# Non credo agli oroscopi



## Nocciola (6 Gennaio 2017)

Da sempre mi diverte leggere gli oroscopi senza dare loro alcun peso. In 6 giorni del 2017 ho capito che ho fatto bene. 
Minchia se quest'anno è l'anno del Sagittario o hanno sbagliato a dirmi quando sono nata o per come è iniziato sto già aspettando che finisca. 
Ci metterei anche un fanculo che secondo me non  ci sta male !!!!


----------



## Brunetta (6 Gennaio 2017)

Non vorrei farti pensare a un cattivo augurio, ma molti anni fa dissero che era l'anno del mio segno: morirono mia nonna e mio padre, il mio ex si sposò con un'altra e alla festa di capodanno conobbi mio marito.


----------



## Skorpio (6 Gennaio 2017)

*golden memories*

[video=youtube;vWNldLaDQCw]https://www.youtube.com/watch?v=vWNldLaDQCw[/video]


----------



## Fiammetta (6 Gennaio 2017)

farfalla ha detto:


> Da sempre mi diverte leggere gli oroscopi senza dare loro alcun peso. In 6 giorni del 2017 ho capito che ho fatto bene.
> Minchia se quest'anno è l'anno del Sagittario o hanno sbagliato a dirmi quando sono nata o per come è iniziato sto già aspettando che finisca.
> Ci metterei anche un fanculo che secondo me non  ci sta male !!!!

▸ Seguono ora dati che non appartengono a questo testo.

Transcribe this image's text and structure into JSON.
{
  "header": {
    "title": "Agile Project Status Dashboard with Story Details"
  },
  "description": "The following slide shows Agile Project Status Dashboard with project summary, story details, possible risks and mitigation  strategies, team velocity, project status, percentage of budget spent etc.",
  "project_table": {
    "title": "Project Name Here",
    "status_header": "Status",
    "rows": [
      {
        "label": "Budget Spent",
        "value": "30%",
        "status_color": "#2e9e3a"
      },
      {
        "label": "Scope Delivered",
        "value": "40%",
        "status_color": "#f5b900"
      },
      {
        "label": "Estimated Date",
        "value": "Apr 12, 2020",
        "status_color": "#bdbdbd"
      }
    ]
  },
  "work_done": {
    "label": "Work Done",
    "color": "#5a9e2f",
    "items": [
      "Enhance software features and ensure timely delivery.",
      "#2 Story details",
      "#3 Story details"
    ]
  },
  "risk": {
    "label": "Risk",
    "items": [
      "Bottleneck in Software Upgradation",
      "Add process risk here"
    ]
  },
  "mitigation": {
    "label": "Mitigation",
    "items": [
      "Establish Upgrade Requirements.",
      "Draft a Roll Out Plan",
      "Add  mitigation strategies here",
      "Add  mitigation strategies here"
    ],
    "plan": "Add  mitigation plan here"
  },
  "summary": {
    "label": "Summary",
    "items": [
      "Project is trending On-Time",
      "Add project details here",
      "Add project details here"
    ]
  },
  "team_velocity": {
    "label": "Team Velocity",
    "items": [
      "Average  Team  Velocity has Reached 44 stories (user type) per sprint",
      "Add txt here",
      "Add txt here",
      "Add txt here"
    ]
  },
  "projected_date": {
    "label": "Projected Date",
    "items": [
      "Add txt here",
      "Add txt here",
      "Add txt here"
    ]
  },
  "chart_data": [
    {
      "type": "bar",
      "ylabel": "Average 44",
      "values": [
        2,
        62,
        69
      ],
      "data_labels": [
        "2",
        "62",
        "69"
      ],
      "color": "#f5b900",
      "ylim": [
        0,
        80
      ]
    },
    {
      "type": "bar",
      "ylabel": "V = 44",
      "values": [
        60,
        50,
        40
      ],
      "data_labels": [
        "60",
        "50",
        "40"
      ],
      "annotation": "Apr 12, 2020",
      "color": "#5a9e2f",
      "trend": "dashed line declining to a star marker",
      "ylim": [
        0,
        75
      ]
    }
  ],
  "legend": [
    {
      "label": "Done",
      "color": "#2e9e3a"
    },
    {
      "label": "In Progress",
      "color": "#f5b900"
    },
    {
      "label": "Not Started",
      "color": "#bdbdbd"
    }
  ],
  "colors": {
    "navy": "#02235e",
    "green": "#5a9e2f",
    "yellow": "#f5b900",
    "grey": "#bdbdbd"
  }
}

Mi dispiace in primis che le cose non vadano bene ( in generale senza che tu entri nel particolare ) quindi ti aiuto con un VAFFANCULO al problemi 

dalla la mia esperienza posso dirti che quando arrivano situazioni difficili da affrontare poi con il tempo si capisce che anche quelle fanno parte della vita e affrontandole ( ti sembrerà strano ) si riesce a cogliere anche una parte di positività 

nemmeno io credo agli oroscopi anche perché troppe volte ho letto che era un anno fantastico   poi mi son ritrovata a risolvere problemi più o meno difficili 

comunque un abbraccio e che tutto si risolva  prima possibile :abbraccio: :amici:


----------



## Nocciola (6 Gennaio 2017)

Brunetta ha detto:


> Non vorrei farti pensare a un cattivo augurio, ma molti anni fa dissero che era l'anno del mio segno: morirono mia nonna e mio padre, il mio ex si sposò con un'altra e alla festa di capodanno conobbi mio marito.


Scusa ma sei riuscita a farmi ridere


----------



## Brunetta (6 Gennaio 2017)

farfalla ha detto:


> Scusa ma sei riuscita a farmi ridere


Fa quasi ridere anche me. Quasi.
Ed è tutto vero!


----------



## Fiammetta (6 Gennaio 2017)

Skorpio ha detto:


> [video=youtube;vWNldLaDQCw]https://www.youtube.com/watch?v=vWNldLaDQCw[/video]


Ammazza che avatarro !!!!


----------



## Skorpio (6 Gennaio 2017)

Fiammetta ha detto:


> Ammazza che avatarro !!!!


È x via del mio oroscopo, che dice che quando cambia il clima è preferibile cambiar vestito :rotfl:


----------